にきびの今年の目玉は?

メイクレッスンを開講しているおかげで、以前よりも一般の人の肌を見るチャンスが多くなりました。
レッスンには幅広い年齢層の人、20代から50代、ときには60代まで、またなかには母娘で来てくれる方もいます。 そこで感じるのは、日本人の大半が、部分的に脂っぽいところがある混合肌を含めて、90パーセントは乾燥肌だということ。
「どうして?」と驚くほど乾燥しています。 そのケアをもっとていねいにしてほしい、というのがプロとして切実な願いです。

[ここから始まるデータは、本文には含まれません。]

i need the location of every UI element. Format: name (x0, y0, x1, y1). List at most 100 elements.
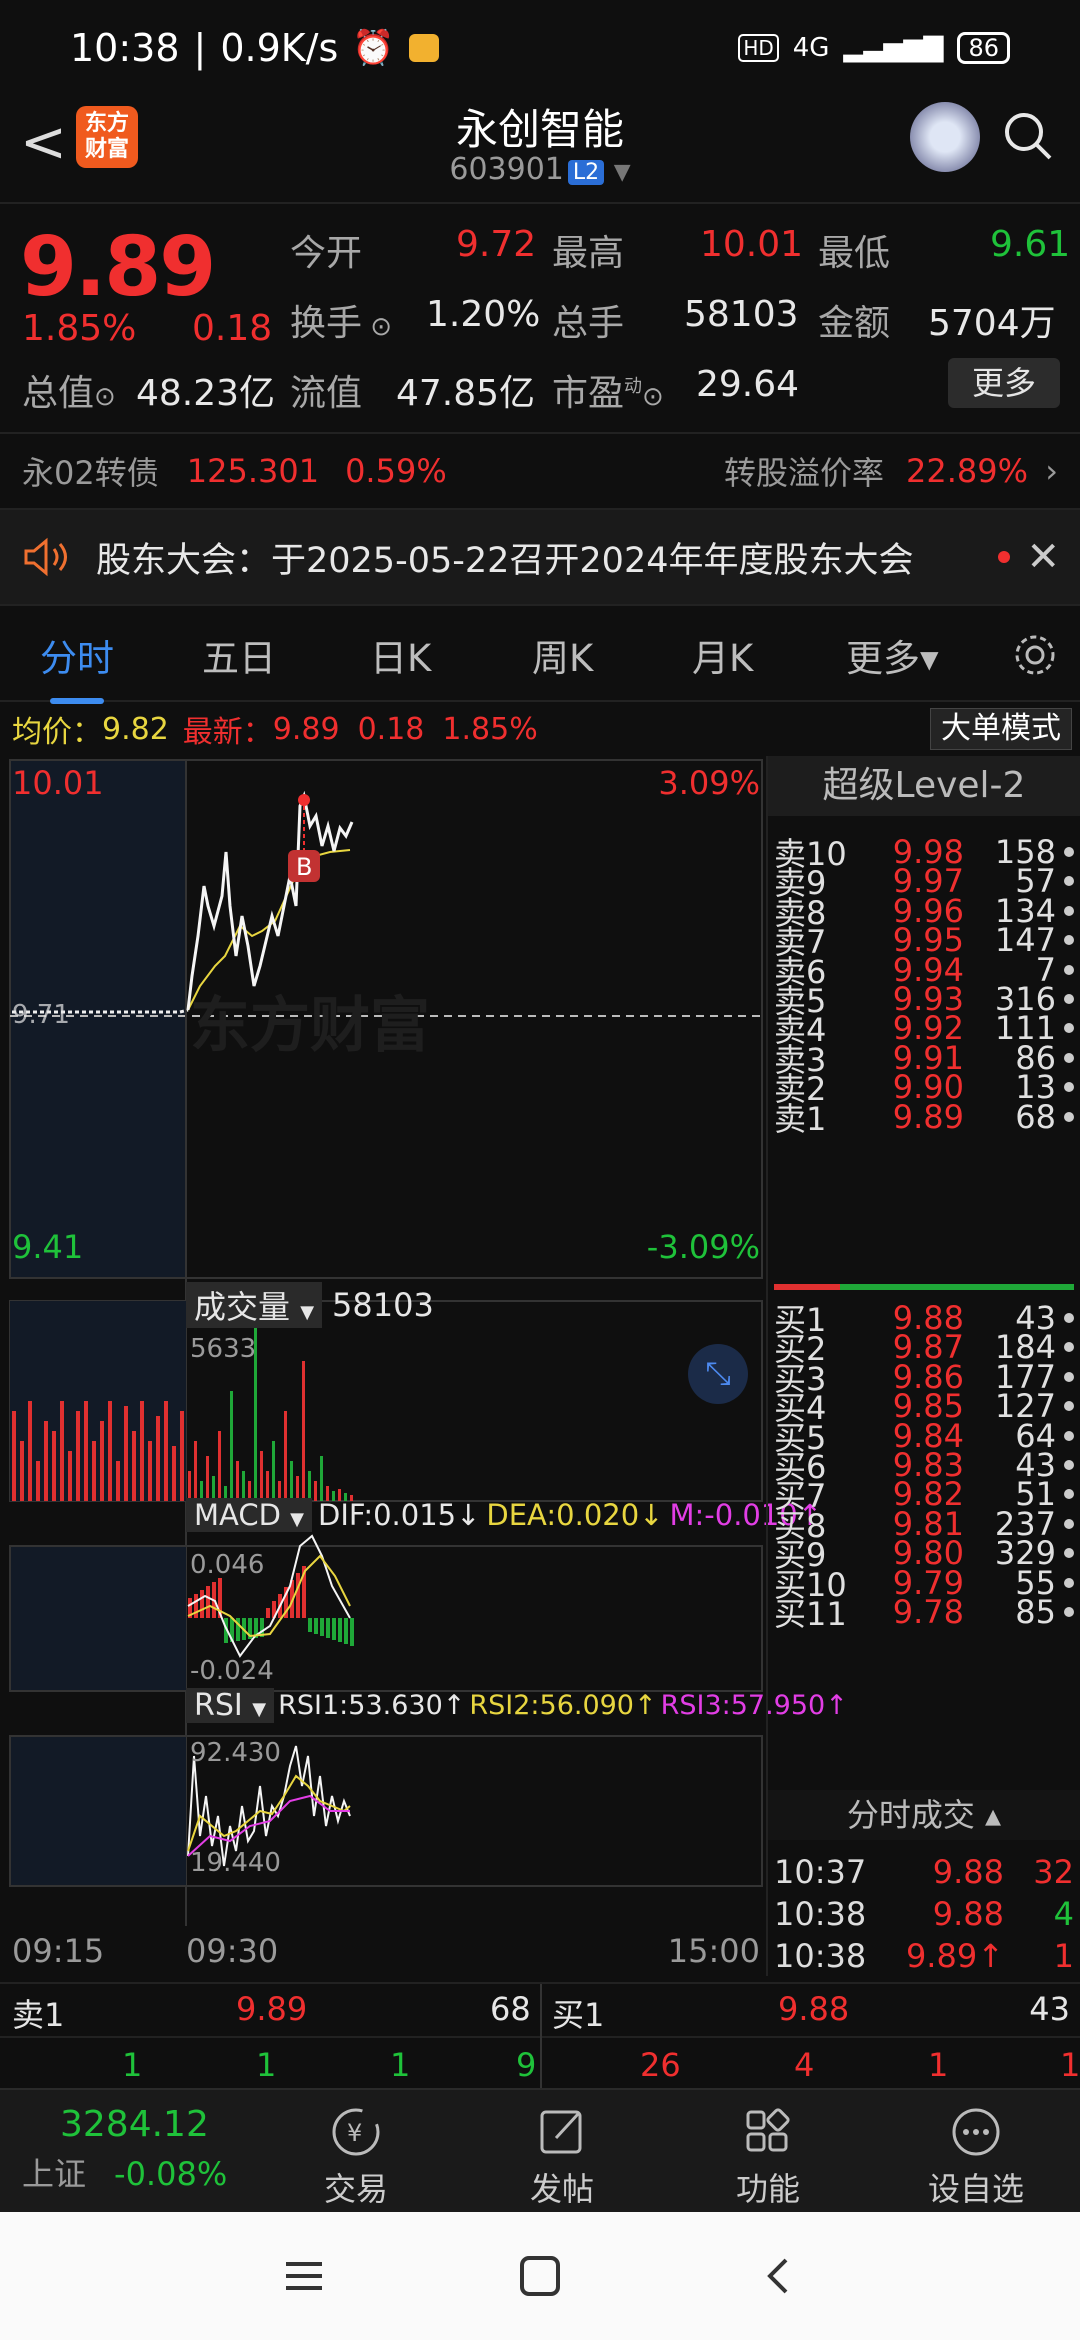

この場合、水分をたっぷりと補給するスキンケアが重要になりますが、同時に肌を保護するためにファンデーションをつけることは必要不可欠です。 きちんとファンデーションを塗らなければ、ただでさえ乾燥している肌を守ることはできません。
ファンデーションは、肌をきれいに見せるだけのアイテムではないのです。 肌のくすみを消すことができれば、あとは薄づきのファンデーションを塗るだけで、肌には輝きが出て、ナチュラルな美しさをつくることができます。
そのためには、多少面倒なようでも、リキッドファンデーションを使うことをおすすめします。 以前はリキッドがいちばん薄づきで、次にパウダー、クリーム、スティックという順番でした。
現在では、スティックタイプであっても、リキッドのような質感のものもありますので、あくまでも「リキッドっぽい仕上がりになるもの」の基準で選びます。 リキッドファンデーションのメリットは肌に透明感が出ること。
カバー力の強いファンデーションで肌の質感を隠してしまうと、かなり老けて見えます。 そうならないために、コントロールカラーでくすみをカバーし、ごくごく薄づきのファンデーションをつけ、シミなどの目立つ部分をコンシーラーで消していく。

このステップでベースをつくると、いちばんきれいに仕上がります。 年齢が高くなるほど、ベースづくりに時間をかけてほしいし、年齢によってメイクに時間をかけるところが変わります。
50代になったら、アイシャドーに凝る必要はないから、その分、ベースづくりに気を配りましょう。 ファンデーションの色は、限りなく首の色に近いものを選びます。
店頭でファンデーションを選んでもらう場合、だいたい首よりも二段階ほど明るい色をすすめられます。 それはコントロールカラーを使わないのが前提になっているので、そのくらい明るい色でなければ、肌のくすみをカバーできない、ということです。